The hearing was a chance to talk about the treatment he's been getting in a juvenille facility and if he still belongs there.
"We are watching him, not only talking the talk, walk the walk, show us behaviorally," social worker Habte Dafa, with the Maxey Boys Training School said.
The now 16-year-old has been at Maxey since April, when he was sentenced for his part in the killing of 19-year-old Shayla Johnson. He could be serving life in prison, instead he got a chance.
"He's not doing time, he's doing treatment," Dafa explained.
Social workers say Lewis Junior had a rocky start. "He tended to threaten kids," Dafa told the court. Dafa continued to say that behavior didn't last long.
Lewis Junior also told lies to protect his father. Case workers say he didn't understand he could be sent to an adult system. Now they believe he is making progress, in school and therapy.
"He's more open and he's talking more," Juvenille Justice Specialist Victor Bozzo said. "He's always been appropriate with me, he's always been respectful, but he didn't have a lot to say when I first met him."
At Maxey, Lewis Junior has classes daily until 2:30, then behavioral treatment begins. It includes group sessions, problem sessions, even a victim panel where the father of another murder victim, killed the same night as Johnson, talked with the teen.

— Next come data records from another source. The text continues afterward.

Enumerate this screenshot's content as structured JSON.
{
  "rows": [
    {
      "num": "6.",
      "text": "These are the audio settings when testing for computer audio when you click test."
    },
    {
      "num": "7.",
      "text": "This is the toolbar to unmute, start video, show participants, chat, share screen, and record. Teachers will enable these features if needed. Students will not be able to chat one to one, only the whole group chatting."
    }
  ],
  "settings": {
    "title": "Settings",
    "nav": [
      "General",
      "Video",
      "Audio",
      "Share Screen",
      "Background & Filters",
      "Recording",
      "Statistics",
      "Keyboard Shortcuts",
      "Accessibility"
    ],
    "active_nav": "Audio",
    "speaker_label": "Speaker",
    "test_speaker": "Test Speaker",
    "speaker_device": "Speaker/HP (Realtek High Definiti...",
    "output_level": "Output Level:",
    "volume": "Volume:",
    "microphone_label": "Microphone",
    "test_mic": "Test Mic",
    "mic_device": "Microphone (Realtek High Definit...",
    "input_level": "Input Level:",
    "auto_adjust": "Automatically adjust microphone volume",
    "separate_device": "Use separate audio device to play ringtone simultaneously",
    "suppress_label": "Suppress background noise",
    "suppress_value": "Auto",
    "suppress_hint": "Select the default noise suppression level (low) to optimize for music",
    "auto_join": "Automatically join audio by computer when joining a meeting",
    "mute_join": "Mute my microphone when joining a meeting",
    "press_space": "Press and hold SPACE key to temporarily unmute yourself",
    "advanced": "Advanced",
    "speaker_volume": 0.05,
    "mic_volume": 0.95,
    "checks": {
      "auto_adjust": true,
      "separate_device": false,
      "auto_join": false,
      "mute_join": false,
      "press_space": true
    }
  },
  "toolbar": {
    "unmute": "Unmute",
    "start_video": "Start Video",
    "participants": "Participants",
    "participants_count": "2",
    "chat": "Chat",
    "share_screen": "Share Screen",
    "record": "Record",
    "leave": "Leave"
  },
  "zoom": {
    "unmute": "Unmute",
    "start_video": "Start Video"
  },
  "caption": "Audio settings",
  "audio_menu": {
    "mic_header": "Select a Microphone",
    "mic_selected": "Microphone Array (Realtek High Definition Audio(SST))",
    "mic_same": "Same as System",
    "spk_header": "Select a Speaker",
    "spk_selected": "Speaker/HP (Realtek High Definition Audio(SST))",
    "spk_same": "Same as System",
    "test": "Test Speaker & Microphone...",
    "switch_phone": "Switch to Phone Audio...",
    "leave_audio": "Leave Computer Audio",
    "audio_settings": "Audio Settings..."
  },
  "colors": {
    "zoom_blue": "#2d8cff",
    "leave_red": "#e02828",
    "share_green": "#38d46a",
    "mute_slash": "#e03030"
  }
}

"He's opening up and volunteering to talk about his committing offense, how horrendous it was and how sorry he was," Daffa said.
Lewis Junior's mother was also in court. She says she's happy with her son's progess. She misses him and wants him home, but like the case workers realizes this is just the beginning of his treatment.
Judge George Economy spoke directly to Lewis in court, telling the teen, he is under close watch.
"We need to know that it goes all the way to the core of you when we see a change," Economy said.
Economy says Maxey is the right place for Lewis now. The teen is due back for another progress report in six months. He could possibly leave incarceration at age 21.